CHICAGO - Indianapolis won a coveted triple-A rating from Standard & Poor's on its stormwater system bonds as the city heads into market with a $15 million borrowing and puts the final touches on a new $300 million capital plan.
The deal will fix out a chunk of stormwater bonds the city privately placed in 2011 that are scheduled to shift into a variable-rate mode in 2020. The city has almost all of its $4.1 billion debt portfolio in a fixed-rate mode, with the exception of some airport debt. The stormwater system is a mix of natural and manmade infrastructure managed by the city's public works department.

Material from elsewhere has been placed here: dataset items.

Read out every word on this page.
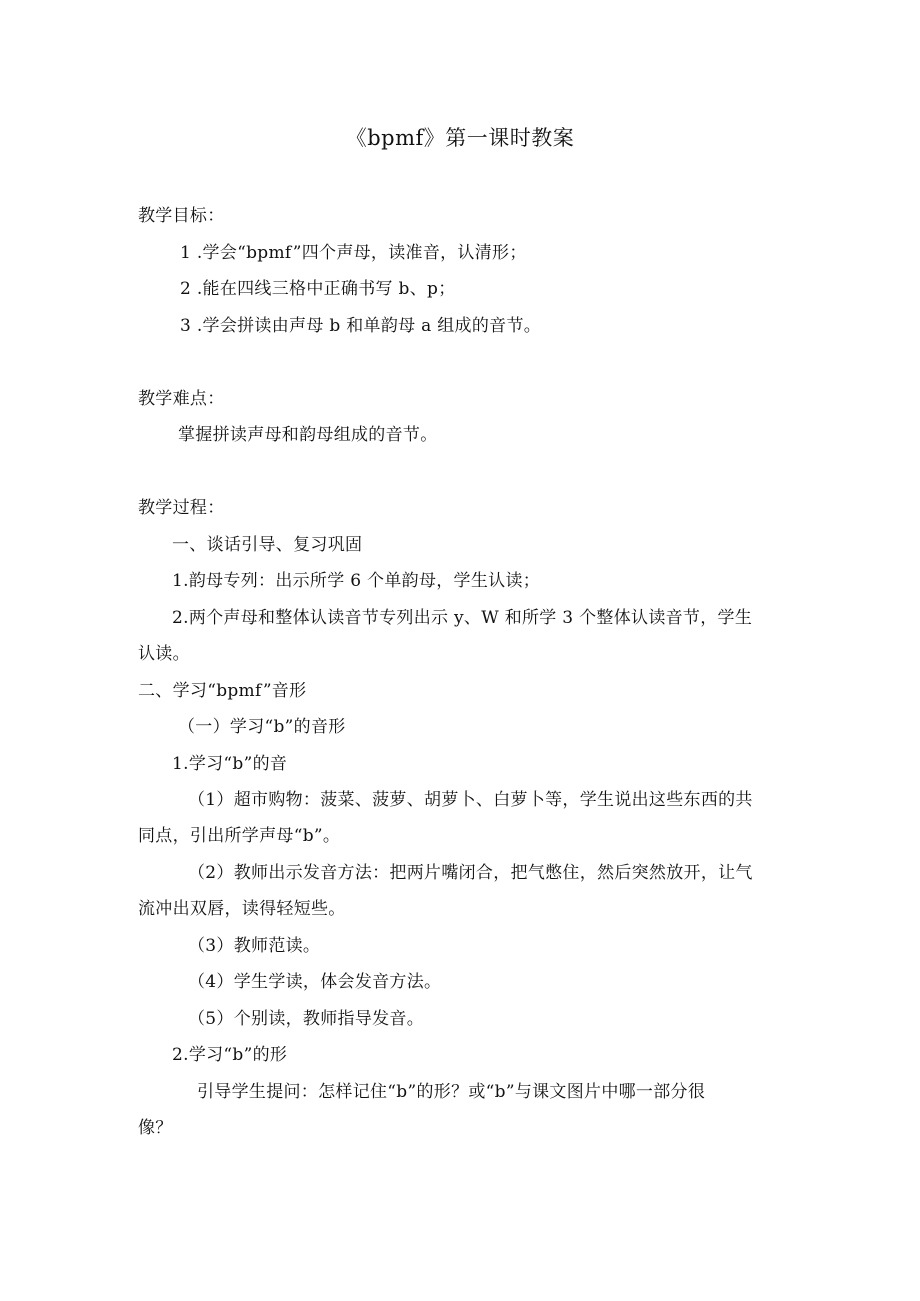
《bpmf》第一课时教案
教学目标：
1 .学会“bpmf”四个声母，读准音，认清形；
2 .能在四线三格中正确书写 b、p；
3 .学会拼读由声母 b 和单韵母 a 组成的音节。
教学难点：
掌握拼读声母和韵母组成的音节。
教学过程：
一、谈话引导、复习巩固
1.韵母专列：出示所学 6 个单韵母，学生认读；
2.两个声母和整体认读音节专列出示 y、W 和所学 3 个整体认读音节，学生
认读。
二、学习“bpmf”音形
（一）学习“b”的音形
1.学习“b”的音
（1）超市购物：菠菜、菠萝、胡萝卜、白萝卜等，学生说出这些东西的共
同点，引出所学声母“b”。
（2）教师出示发音方法：把两片嘴闭合，把气憋住，然后突然放开，让气
流冲出双唇，读得轻短些。
（3）教师范读。
（4）学生学读，体会发音方法。
（5）个别读，教师指导发音。
2.学习“b”的形
引导学生提问：怎样记住“b”的形？或“b”与课文图片中哪一部分很
像？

It's one of the city's last publicly managed utilities, after Indianapolis sold its water and sewer departments to a non-profit in a high-profile privatization in 2011.
Indianapolis last December approved an increase in the stormwater rates, which are attached to property tax bills. The measure allows for automatic rate increases through 2034 unless the city-county council halts them. The rate increases are expected to generate enough revenue to support a $320 million capital plan.

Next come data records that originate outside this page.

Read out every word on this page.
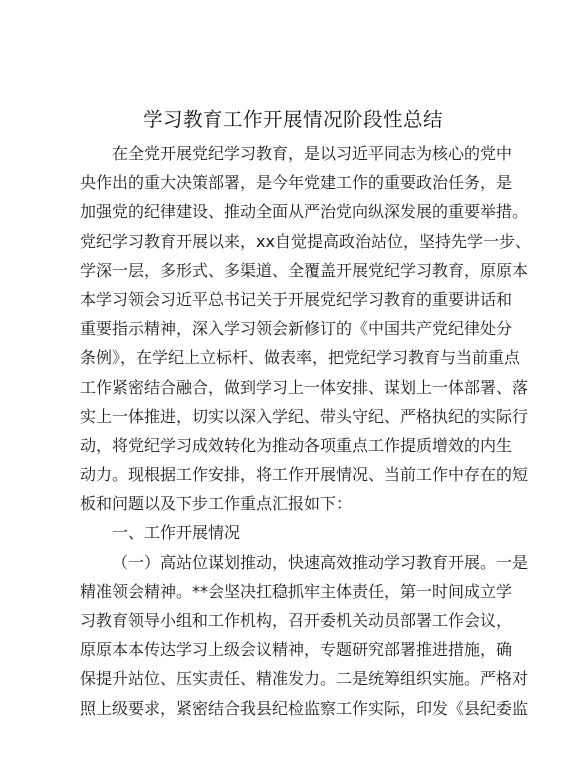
学习教育工作开展情况阶段性总结
在全党开展党纪学习教育，是以习近平同志为核心的党中
央作出的重大决策部署，是今年党建工作的重要政治任务，是
加强党的纪律建设、推动全面从严治党向纵深发展的重要举措。
党纪学习教育开展以来，xx自觉提高政治站位，坚持先学一步、
学深一层，多形式、多渠道、全覆盖开展党纪学习教育，原原本
本学习领会习近平总书记关于开展党纪学习教育的重要讲话和
重要指示精神，深入学习领会新修订的《中国共产党纪律处分
条例》，在学纪上立标杆、做表率，把党纪学习教育与当前重点
工作紧密结合融合，做到学习上一体安排、谋划上一体部署、落
实上一体推进，切实以深入学纪、带头守纪、严格执纪的实际行
动，将党纪学习成效转化为推动各项重点工作提质增效的内生
动力。现根据工作安排，将工作开展情况、当前工作中存在的短
板和问题以及下步工作重点汇报如下：
一、工作开展情况
（一）高站位谋划推动，快速高效推动学习教育开展。一是
精准领会精神。**会坚决扛稳抓牢主体责任，第一时间成立学
习教育领导小组和工作机构，召开委机关动员部署工作会议，
原原本本传达学习上级会议精神，专题研究部署推进措施，确
保提升站位、压实责任、精准发力。二是统筹组织实施。严格对
照上级要求，紧密结合我县纪检监察工作实际，印发《县纪委监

The bonds, which have a final maturity of 2041, will no longer feature the city's moral obligation - a pledge they carried until 2013 - and will not have a debt service reserve fund.
"This is a credit that started back in the early 2000s that had the moral obligation of the city behind it," said Greg Clark, director of the Indianapolis Local Improvement Bond Bank, the city's borrowing arm. "We removed the moral obligation [in 2013] and let it stand on its own, and you can see the increase in coverage through the increased rates. It's a good position for the city to start a significant and sophisticated capital program over the next 10 to 15 years."

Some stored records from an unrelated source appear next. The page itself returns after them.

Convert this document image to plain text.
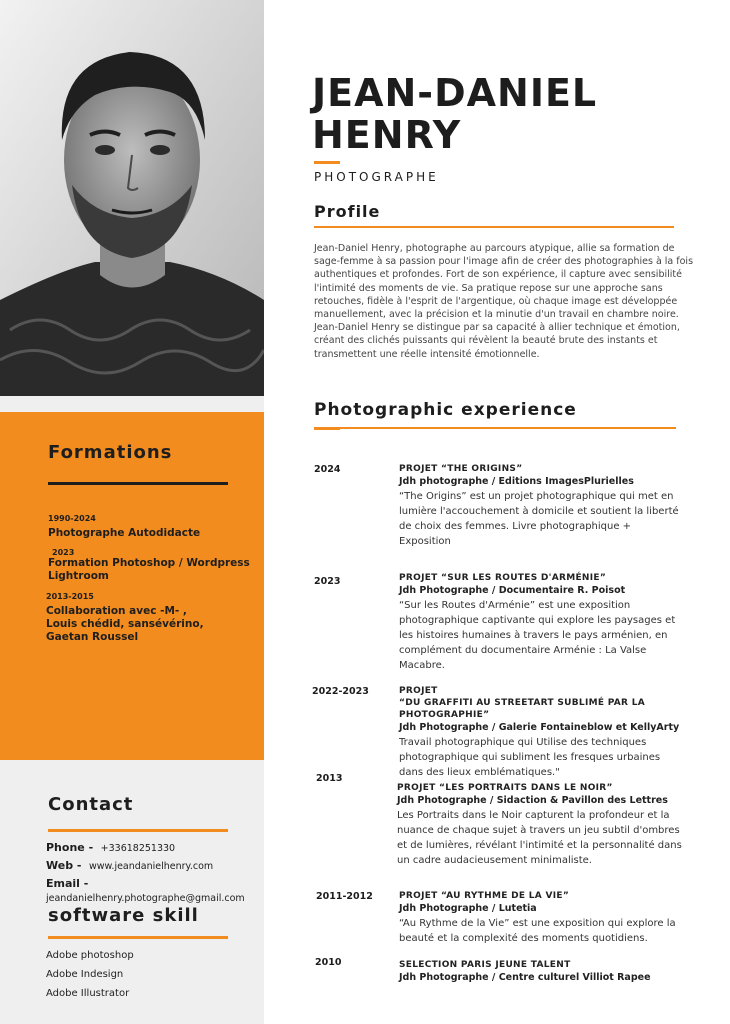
Formations
1990-2024
Photographe Autodidacte
2023
Formation Photoshop / Wordpress Lightroom
2013-2015
Collaboration avec -M- , Louis chédid, sansévérino, Gaetan Roussel
Contact
Phone - +33618251330
Web - www.jeandanielhenry.com
Email -
jeandanielhenry.photographe@gmail.com
software skill
Adobe photoshop
Adobe Indesign
Adobe Illustrator
JEAN-DANIEL
HENRY
PHOTOGRAPHE
Profile
Jean-Daniel Henry, photographe au parcours atypique, allie sa formation de sage-femme à sa passion pour l'image afin de créer des photographies à la fois authentiques et profondes. Fort de son expérience, il capture avec sensibilité l'intimité des moments de vie. Sa pratique repose sur une approche sans retouches, fidèle à l'esprit de l'argentique, où chaque image est développée manuellement, avec la précision et la minutie d'un travail en chambre noire. Jean-Daniel Henry se distingue par sa capacité à allier technique et émotion, créant des clichés puissants qui révèlent la beauté brute des instants et transmettent une réelle intensité émotionnelle.
Photographic experience
2024	PROJET “THE ORIGINS”
Jdh photographe / Editions ImagesPlurielles
“The Origins” est un projet photographique qui met en lumière l'accouchement à domicile et soutient la liberté de choix des femmes. Livre photographique + Exposition
2023	PROJET “SUR LES ROUTES D'ARMÉNIE”
Jdh Photographe / Documentaire R. Poisot
“Sur les Routes d'Arménie” est une exposition photographique captivante qui explore les paysages et les histoires humaines à travers le pays arménien, en complément du documentaire Arménie : La Valse Macabre.
2022-2023	PROJET
“DU GRAFFITI AU STREETART SUBLIMÉ PAR LA PHOTOGRAPHIE”
Jdh Photographe / Galerie Fontaineblow et KellyArty
Travail photographique qui Utilise des techniques photographique qui subliment les fresques urbaines dans des lieux emblématiques."
2013
PROJET “LES PORTRAITS DANS LE NOIR”
Jdh Photographe / Sidaction & Pavillon des Lettres
Les Portraits dans le Noir capturent la profondeur et la nuance de chaque sujet à travers un jeu subtil d'ombres et de lumières, révélant l'intimité et la personnalité dans un cadre audacieusement minimaliste.
2011-2012	PROJET “AU RYTHME DE LA VIE”
Jdh Photographe / Lutetia
“Au Rythme de la Vie” est une exposition qui explore la beauté et la complexité des moments quotidiens.
2010	SELECTION PARIS JEUNE TALENT
Jdh Photographe / Centre culturel Villiot Rapee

The deal is set to price July 28.
Stifel, Nicolaus & Company Inc. is senior manager and Ramirez & Co. Inc is co-senior.
Bingham Greenebaum Doll LLP is bond counsel. Sycamore Advisors LLC is financial advisor.
Clark said the city expects to achieve 6% net present value savings on the refunding, but the deal's main purpose is to shift the debt into a long-term fixed-rate mode.
"In the interest-rate environment we're having, and having the optional no-penalty call each year, I said, let's go ahead and lock this in over a long term so you're protecting the district from interest-rate exposure and having a little more predictability with your debt service forecast so we can plan our long-term capital program," said Clark. The city will detail of the capital plan later this year, but it's expected to cover up to the next 15 years and include projects to help comply with environmental stormwater overflow standards.
Ahead of the deal, S&P boosted its rating on the debt to AAA from AA-plus. Fitch Ratings maintained its AA-plus rating on the bonds. Both have stable outlooks.
The S&P upgrade is due largely to the rate increases, analyst Scott Garrigan said in a press release.
"The upgrade is due to additional certainty related to how the city will fund the large $320 million stormwater capital plan," said Garrigan said. "The rating also reflects our assessment of the stormwater system's large and diverse service rate base and low stormwater rates."
In related news, Clark said the city is likely going to hire Kroll Ratings to rate its general obligation and moral obligation debt. Indianapois currently uses all three major ratings to rate the city's general obligation bonds and has no plans yet to drop a firm even with the addition of the fourth firm.
"I wanted to bring in a fresh set of eyes to bring us a new perspective on what our credit looks like," Clark said.